Monday, September 19, 2011

From Zero to Multi-Mechanize

I'm working on a new project and the preference is for Python for test code. The current piece of the project is creating some load tests. Now, there's no good reason to write my own load test framework from scratch, so I did some research and started evaluating Multi-Mechanize.

Getting it set up on my Snow Leopard system wasn't completely trivial, so here's what I had to do:

  1. Upgrade to Tkinter 8.5.10. This is needed to get 64-bit Python to run properly with matplotlib.
    1. See for background information.
    2. Download ActiveTcl 8.5.10
    3. This is a standard .dmg file, so double click and follow the bouncing prompts to install. Take all the defaults.
  2. Upgrade Python to version 2.7. This is needed to run the latest version of matplotlib.
    1. Grab Mac OS X 64-bit/32-bit x86-64/i386 Installer (2.7.2) for Mac OS X 10.6 and 10.7 from
    2. This is a standard .dmg file, so double click and follow the instructions in the installer. Again, take the defaults.
  3. Install numpy. This is a prerequisite for matplotlib.
    1. Go to the installer site. Do not click the link at the top! It's tempting, but that's for OS X 10.3 and won't work. (And by tempting, I mean I did this.) Scroll down and grab this one instead:
    2. Look! Another .dmg file. You got it. Double click, bouncing prompts.
  4. Install matplotlib.
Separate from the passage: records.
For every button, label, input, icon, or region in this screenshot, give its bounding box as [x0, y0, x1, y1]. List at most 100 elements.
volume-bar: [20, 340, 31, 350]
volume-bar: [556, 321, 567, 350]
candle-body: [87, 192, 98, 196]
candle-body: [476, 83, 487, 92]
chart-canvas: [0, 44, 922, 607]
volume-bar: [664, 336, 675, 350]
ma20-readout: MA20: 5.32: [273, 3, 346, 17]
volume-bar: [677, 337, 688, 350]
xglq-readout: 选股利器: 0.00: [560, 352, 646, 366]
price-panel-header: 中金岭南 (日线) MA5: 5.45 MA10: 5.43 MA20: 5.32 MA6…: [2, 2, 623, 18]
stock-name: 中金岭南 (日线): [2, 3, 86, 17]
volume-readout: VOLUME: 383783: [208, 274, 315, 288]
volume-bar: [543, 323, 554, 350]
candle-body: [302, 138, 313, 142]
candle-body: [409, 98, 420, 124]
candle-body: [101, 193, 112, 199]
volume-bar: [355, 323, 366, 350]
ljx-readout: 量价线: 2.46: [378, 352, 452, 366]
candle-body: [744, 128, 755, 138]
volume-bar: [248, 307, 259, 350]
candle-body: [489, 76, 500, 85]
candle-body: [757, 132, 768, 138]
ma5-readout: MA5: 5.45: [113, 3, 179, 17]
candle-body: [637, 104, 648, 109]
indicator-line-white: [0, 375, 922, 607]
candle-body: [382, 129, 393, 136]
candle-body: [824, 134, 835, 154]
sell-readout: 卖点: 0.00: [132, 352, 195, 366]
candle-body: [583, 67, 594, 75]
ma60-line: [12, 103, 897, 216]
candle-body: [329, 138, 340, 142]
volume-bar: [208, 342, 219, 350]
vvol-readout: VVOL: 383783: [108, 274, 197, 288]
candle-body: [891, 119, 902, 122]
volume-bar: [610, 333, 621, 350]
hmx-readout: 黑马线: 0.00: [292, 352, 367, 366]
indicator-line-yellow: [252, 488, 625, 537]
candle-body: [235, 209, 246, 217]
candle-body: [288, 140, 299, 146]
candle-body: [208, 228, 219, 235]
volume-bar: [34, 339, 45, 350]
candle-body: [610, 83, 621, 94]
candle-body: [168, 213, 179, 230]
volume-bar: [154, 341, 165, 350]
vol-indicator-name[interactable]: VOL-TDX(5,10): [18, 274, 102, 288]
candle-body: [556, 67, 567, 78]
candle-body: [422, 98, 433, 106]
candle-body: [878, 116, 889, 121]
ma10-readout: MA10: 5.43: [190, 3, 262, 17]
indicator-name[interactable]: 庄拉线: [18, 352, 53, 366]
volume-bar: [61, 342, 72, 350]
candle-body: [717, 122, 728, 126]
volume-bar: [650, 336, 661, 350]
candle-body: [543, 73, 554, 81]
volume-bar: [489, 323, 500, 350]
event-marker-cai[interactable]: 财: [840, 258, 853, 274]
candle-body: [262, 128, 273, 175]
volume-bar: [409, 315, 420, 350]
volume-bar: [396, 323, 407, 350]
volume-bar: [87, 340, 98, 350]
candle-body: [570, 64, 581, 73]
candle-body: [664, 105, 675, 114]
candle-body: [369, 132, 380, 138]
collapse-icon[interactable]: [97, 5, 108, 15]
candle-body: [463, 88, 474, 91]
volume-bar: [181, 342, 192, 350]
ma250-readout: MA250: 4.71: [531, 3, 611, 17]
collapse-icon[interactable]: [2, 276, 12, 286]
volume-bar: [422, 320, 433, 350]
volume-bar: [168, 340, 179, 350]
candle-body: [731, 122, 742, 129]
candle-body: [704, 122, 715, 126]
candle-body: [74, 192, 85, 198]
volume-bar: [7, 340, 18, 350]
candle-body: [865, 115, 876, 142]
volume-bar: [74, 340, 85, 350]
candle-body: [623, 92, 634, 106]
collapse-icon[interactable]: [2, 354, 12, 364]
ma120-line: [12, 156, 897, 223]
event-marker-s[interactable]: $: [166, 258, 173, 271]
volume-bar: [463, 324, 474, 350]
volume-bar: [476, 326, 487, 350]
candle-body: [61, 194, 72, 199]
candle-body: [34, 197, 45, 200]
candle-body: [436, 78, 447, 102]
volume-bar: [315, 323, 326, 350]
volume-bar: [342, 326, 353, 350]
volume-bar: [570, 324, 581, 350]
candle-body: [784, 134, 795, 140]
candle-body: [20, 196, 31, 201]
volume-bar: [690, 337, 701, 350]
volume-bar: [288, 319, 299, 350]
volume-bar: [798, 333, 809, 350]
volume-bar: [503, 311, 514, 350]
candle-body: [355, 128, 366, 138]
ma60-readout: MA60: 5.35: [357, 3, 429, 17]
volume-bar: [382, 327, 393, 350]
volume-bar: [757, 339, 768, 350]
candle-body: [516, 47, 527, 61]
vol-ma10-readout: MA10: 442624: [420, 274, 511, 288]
This one you'll have to actually compile on your own.
    1. Do not download the .dmg file; that's also for OS X 10.3 and won't work. Instead, grab the source from here:  matplotlib-1.0.1.tar.gz
    2. Unpack the source and put it in a useful (temporary) location.
    3. Open matplotlib-1.0.1/ in your favorite text editor.
    4. Line 832 looks like this:  (Tkinter.__version__.split()[-2], Tkinter.TkVersion, Tkinter.TclVersion))
    5. Remove the [-2], so that it looks like this: (Tkinter.__version__.split(), Tkinter.TkVersion, Tkinter.TclVersion))
    6. In matplotlib-1.0.1 copy setup.cfg.template to setup.cfg
    7. In setup.cfg, uncomment line 10 and change it to read: basedirlist = /usr/X11
    8. Install! python2.7 install
  5. Install mechanize. Needed for, surprise, multi-mechanize.
    1. Download it: mechanize-0.2.5.tar.gz
    2. Unpack the source and put it in a useful (temporary) location.
    3. Install: python install
  6. Install multi-mechanize. Last step, promise.
    1. Download it from the project site.
    2. Unzip it and put it in a safe location. This one isn't an installer; it just runs, so watch where you put it.
Overall the process is tweaky but not difficult. Just make sure you get the right packaging for everything (32-bit versus 64-bit, versions of OS X), and it works just fine. Now off to play with a new (to me) load testing tool!


  1. digging up an old post here...

    wow. that doesn't sound like an easy install. How did you make out with the tool once you got working?

    some comments:

    - Mac is the hardest system to install the dependencies on. Windows is pretty trivial, and any modern Linux distro is dead-simple.

    - I am currently working on making the installation process more standard and automatic. (pypi, pip,, etc). It should be dramatically easier to setup in the next release.

    - I am launching a new website soon and moving development to GitHub. (excpect more news soon) will redirect there. follow updates on the discussion group:

    -Corey Goldberg

  2. Corey, I should thank you properly for writing MultiMechanize in the first place! It was certainly easier than writing it myself.

    To be fair, the real killer wasn't the tool itself, but dealing with 64-bit versus 32-bit python and dependencies. I had similar experiences setting up numpy and scipy on a 64-bit Windows machine.

    As for actual use, it did what I needed it to do. I did have some issues with memory utilization getting awfully high, mostly because my workflow involved repeatedly bytencoding and uploading a file (thanks, platform I was using!). Python's garbage collection leaves much to be desired in situations like these, so memory goes through the roof pretty quickly at any volume.

    A bit of tweaking around doing things in subprocesses versus threads and I got through it at volume.

    And like I said, it's far better than having had to write it myself! Best of luck moving forward with it; can't wait to see how it grows.

  3. Hi Catherine, did you have to install with the same process on Mac OS 10.7?

  4. Rodrigo, I haven't had to try it, since I simply upgraded to Lion. I would guess the process would be somewhat similar, with the added bonus of being careful about your gcc versions if you're also using the newer Xcode.

  5. I've been running MultiMechanize for past little while testing some of our components, but it looks based on the similarity of the graphs that we're hitting some network bandwidth limits running the tests form single machine.

    Is there plan to support multiple nodes? How do you aggregate all the date into one graph?